Le bon rendement de ces dernières fait énormément apprécier cette culture par les gens: «On ne veut plus la lâcher», dit Mme Zanaibou Baoua du Programme d’appui au développement local (PADEL), une ONG qui travaille avec les paysans. Elle a appris aux femmes comment obtenir différents plats en transformant le manioc au niveau du village. Ainsi, les femmes produisent maintenant du foufou, du gari, de l’amidon et d’autres produits qu’auparavant on importait du Bénin et du Nigeria. Ceci a contribué à en faire baisser le prix, et les femmes ont plus d’argent pour d’autres besoins vitaux.
PADEL a conclu un partenariat avec un entrepreneur local qui produira, à un prix minimum, l’équipement nécessaire au traitement du manioc.
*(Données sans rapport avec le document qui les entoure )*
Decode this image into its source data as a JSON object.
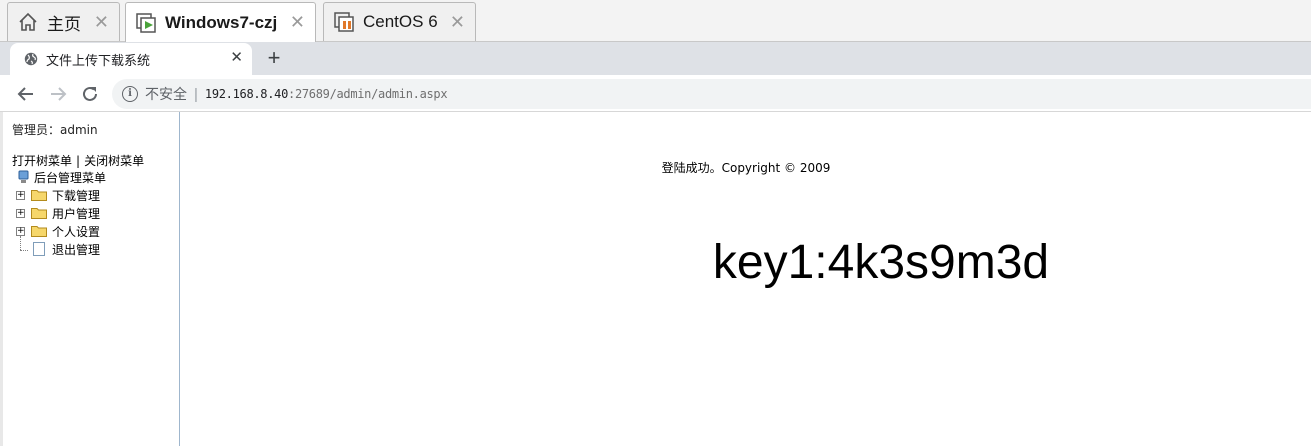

Si bien que des petites et moyennes entreprises pourront facilement acheter cet équipement.
Remarquables progrès
Les premières variétés améliorées de manioc résistant à la sécheresse ont été importées en Afrique centrale et occidentale dans les années 1990 par des scientifiques de l’IITA. Mais, avec l’aide supplémentaire fournie par le Fonds international pour le développement agricole (IFAD) et l’Agence américaine pour le développement international (USAID), on a fait des progrès remarquables.
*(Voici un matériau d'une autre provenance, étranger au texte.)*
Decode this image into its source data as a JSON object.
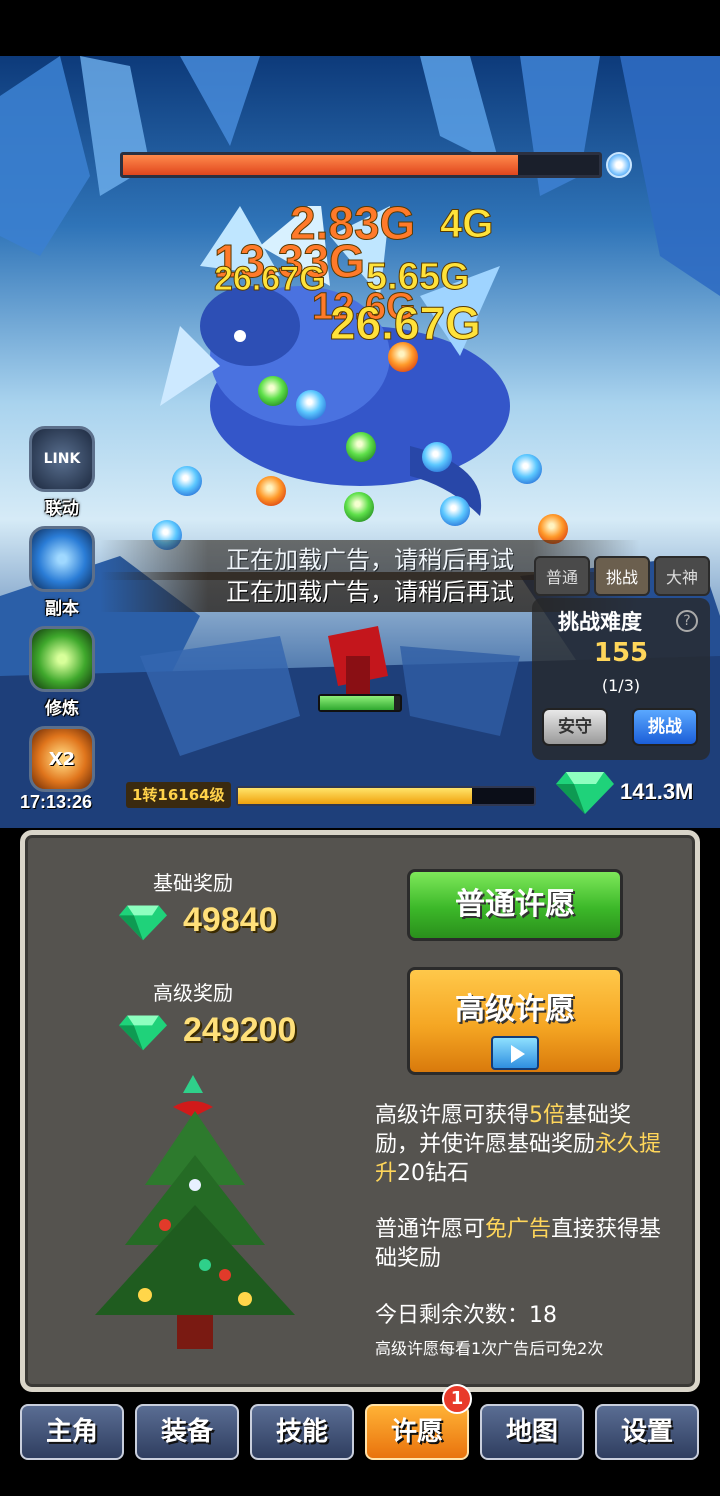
{
  "boss": {
    "hp_fraction": 0.83
  },
  "damage_numbers": [
    "2.83G",
    "4G",
    "13.33G",
    "26.67G",
    "5.65G",
    "12.6G",
    "26.67G"
  ],
  "side_buttons": [
    {
      "label": "联动",
      "icon": "linkage-icon",
      "icon_text": "LINK"
    },
    {
      "label": "副本",
      "icon": "portal-icon"
    },
    {
      "label": "修炼",
      "icon": "cultivation-icon"
    },
    {
      "label": "",
      "icon": "double-reward-icon",
      "icon_text": "X2"
    }
  ],
  "timer": "17:13:26",
  "toasts": [
    "正在加载广告，请稍后再试",
    "正在加载广告，请稍后再试"
  ],
  "mode_tabs": [
    "普通",
    "挑战",
    "大神"
  ],
  "difficulty": {
    "title": "挑战难度",
    "help": "?",
    "level": "155",
    "progress": "(1/3)",
    "safe_label": "安守",
    "challenge_label": "挑战"
  },
  "level": {
    "tag": "1转16164级",
    "progress_fraction": 0.79
  },
  "gems_total": "141.3M",
  "wish": {
    "base_label": "基础奖励",
    "base_value": "49840",
    "premium_label": "高级奖励",
    "premium_value": "249200",
    "normal_button": "普通许愿",
    "premium_button": "高级许愿",
    "desc1_a": "高级许愿可获得",
    "desc1_hl": "5倍",
    "desc1_b": "基础奖励，并使许愿基础奖励",
    "desc1_hl2": "永久提升",
    "desc1_c": "20钻石",
    "desc2_a": "普通许愿可",
    "desc2_hl": "免广告",
    "desc2_b": "直接获得基础奖励",
    "remaining": "今日剩余次数：18",
    "note": "高级许愿每看1次广告后可免2次"
  },
  "nav": {
    "items": [
      "主角",
      "装备",
      "技能",
      "许愿",
      "地图",
      "设置"
    ],
    "active": "许愿",
    "badge": "1"
  },
  "colors": {
    "accent_orange": "#f5a623",
    "accent_green": "#3cb829",
    "gold_text": "#ffd65a"
  }
}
La collaboration entre les hommes de science et les fermiers travaillant dans la zone semi-aride du Burkina Faso, du Tchad, du Ghana, du Niger et du Nigeria, a permis d’identifier et de tester plus de 40 variétés améliorées de manioc dans plus de 125 villages. Plus de 25.000 fermiers en ont profité. Quatre de ces variétés ont finalement été adoptées au Tchad, deux au Niger, trois au Burkina Faso, deux au Ghana et deux au Nigeria. Le succès de l’adoption de ces variétés est dû en grande partie au fait que les fermiers ont participé à la sélection pendant la phase de la culture. L’introduction simultanée de nouvelles techniques de traitement et d’un nouvel équipement a aussi été un tremplin pour l’adoption de ces nouvelles variétés en vue de leur commercialisation.
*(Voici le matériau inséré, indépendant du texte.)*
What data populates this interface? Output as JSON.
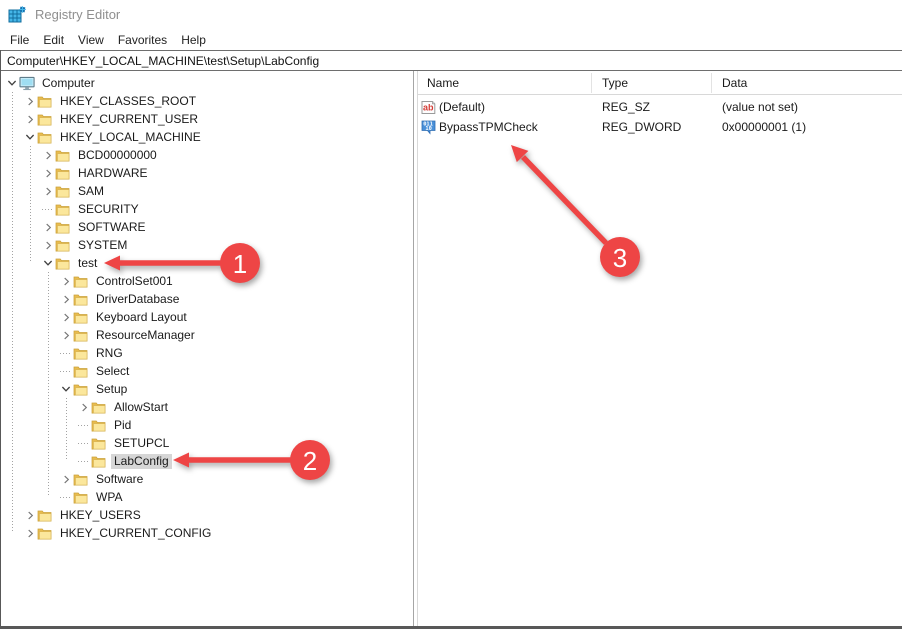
{
  "window": {
    "title": "Registry Editor"
  },
  "menu": {
    "items": [
      "File",
      "Edit",
      "View",
      "Favorites",
      "Help"
    ]
  },
  "address_bar": {
    "value": "Computer\\HKEY_LOCAL_MACHINE\\test\\Setup\\LabConfig"
  },
  "tree": {
    "items": [
      {
        "label": "Computer",
        "level": 0,
        "state": "expanded",
        "icon": "computer",
        "selected": false
      },
      {
        "label": "HKEY_CLASSES_ROOT",
        "level": 1,
        "state": "collapsed",
        "icon": "folder",
        "selected": false
      },
      {
        "label": "HKEY_CURRENT_USER",
        "level": 1,
        "state": "collapsed",
        "icon": "folder",
        "selected": false
      },
      {
        "label": "HKEY_LOCAL_MACHINE",
        "level": 1,
        "state": "expanded",
        "icon": "folder",
        "selected": false
      },
      {
        "label": "BCD00000000",
        "level": 2,
        "state": "collapsed",
        "icon": "folder",
        "selected": false
      },
      {
        "label": "HARDWARE",
        "level": 2,
        "state": "collapsed",
        "icon": "folder",
        "selected": false
      },
      {
        "label": "SAM",
        "level": 2,
        "state": "collapsed",
        "icon": "folder",
        "selected": false
      },
      {
        "label": "SECURITY",
        "level": 2,
        "state": "leaf",
        "icon": "folder",
        "selected": false
      },
      {
        "label": "SOFTWARE",
        "level": 2,
        "state": "collapsed",
        "icon": "folder",
        "selected": false
      },
      {
        "label": "SYSTEM",
        "level": 2,
        "state": "collapsed",
        "icon": "folder",
        "selected": false
      },
      {
        "label": "test",
        "level": 2,
        "state": "expanded",
        "icon": "folder",
        "selected": false
      },
      {
        "label": "ControlSet001",
        "level": 3,
        "state": "collapsed",
        "icon": "folder",
        "selected": false
      },
      {
        "label": "DriverDatabase",
        "level": 3,
        "state": "collapsed",
        "icon": "folder",
        "selected": false
      },
      {
        "label": "Keyboard Layout",
        "level": 3,
        "state": "collapsed",
        "icon": "folder",
        "selected": false
      },
      {
        "label": "ResourceManager",
        "level": 3,
        "state": "collapsed",
        "icon": "folder",
        "selected": false
      },
      {
        "label": "RNG",
        "level": 3,
        "state": "leaf",
        "icon": "folder",
        "selected": false
      },
      {
        "label": "Select",
        "level": 3,
        "state": "leaf",
        "icon": "folder",
        "selected": false
      },
      {
        "label": "Setup",
        "level": 3,
        "state": "expanded",
        "icon": "folder",
        "selected": false
      },
      {
        "label": "AllowStart",
        "level": 4,
        "state": "collapsed",
        "icon": "folder",
        "selected": false
      },
      {
        "label": "Pid",
        "level": 4,
        "state": "leaf",
        "icon": "folder",
        "selected": false
      },
      {
        "label": "SETUPCL",
        "level": 4,
        "state": "leaf",
        "icon": "folder",
        "selected": false
      },
      {
        "label": "LabConfig",
        "level": 4,
        "state": "leaf",
        "icon": "folder",
        "selected": true
      },
      {
        "label": "Software",
        "level": 3,
        "state": "collapsed",
        "icon": "folder",
        "selected": false
      },
      {
        "label": "WPA",
        "level": 3,
        "state": "leaf",
        "icon": "folder",
        "selected": false
      },
      {
        "label": "HKEY_USERS",
        "level": 1,
        "state": "collapsed",
        "icon": "folder",
        "selected": false
      },
      {
        "label": "HKEY_CURRENT_CONFIG",
        "level": 1,
        "state": "collapsed",
        "icon": "folder",
        "selected": false
      }
    ]
  },
  "values_panel": {
    "columns": [
      "Name",
      "Type",
      "Data"
    ],
    "rows": [
      {
        "icon": "string-value-icon",
        "name": "(Default)",
        "type": "REG_SZ",
        "data": "(value not set)"
      },
      {
        "icon": "dword-value-icon",
        "name": "BypassTPMCheck",
        "type": "REG_DWORD",
        "data": "0x00000001 (1)"
      }
    ]
  },
  "annotations": {
    "color": "#ee4545",
    "badges": [
      "1",
      "2",
      "3"
    ]
  },
  "colors": {
    "folder": "#f7d97e",
    "selection_inactive": "#d6d6d6",
    "frame_border": "#585858"
  }
}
Selon Alfred Dixon, producteur chargé du projet manioc semi-aride d’IITA, «le succès du manioc au Malawi nous a encouragé et nous a dit que nous ne pouvions pas échouer. Car le Malawi est un autre pays sujet à la sécheresse. Ici aussi, où on se basait traditionnellement sur un système de culture à prédominance de maïs, l’USAID a fourni des fonds pour encourager la culture de racines plus résistantes».
Il a raison. Le manioc est une des plus importantes sources d’énergie alimentaire de l’Afrique; en plus, il assure des réserves de nourriture et fournit un revenu, surtout dans les régions sujettes à la sécheresse où d’autres cultures peuvent échouer. Il peut pousser dans les sols pauvres, et est capable de survivre et de se remettre des dommages causés par la maladie, les insectes et les animaux. Les régions semi-arides d’Afrique centrale et occidentale sont caractérisées par un climat impitoyable, où la saison des pluies est très courte. Trop souvent, le manque de pluie faite échouer les cultures, provoquant disette, malnutrition et pauvreté. Voilà la bataille que tous les responsables de la recherche et du développement de l’agriculture doivent gagner, si l’on veut libérer de la misère les populations toujours plus nombreuses de ces régions. La bataille est en cours et une révolution pacifique est déjà engagée.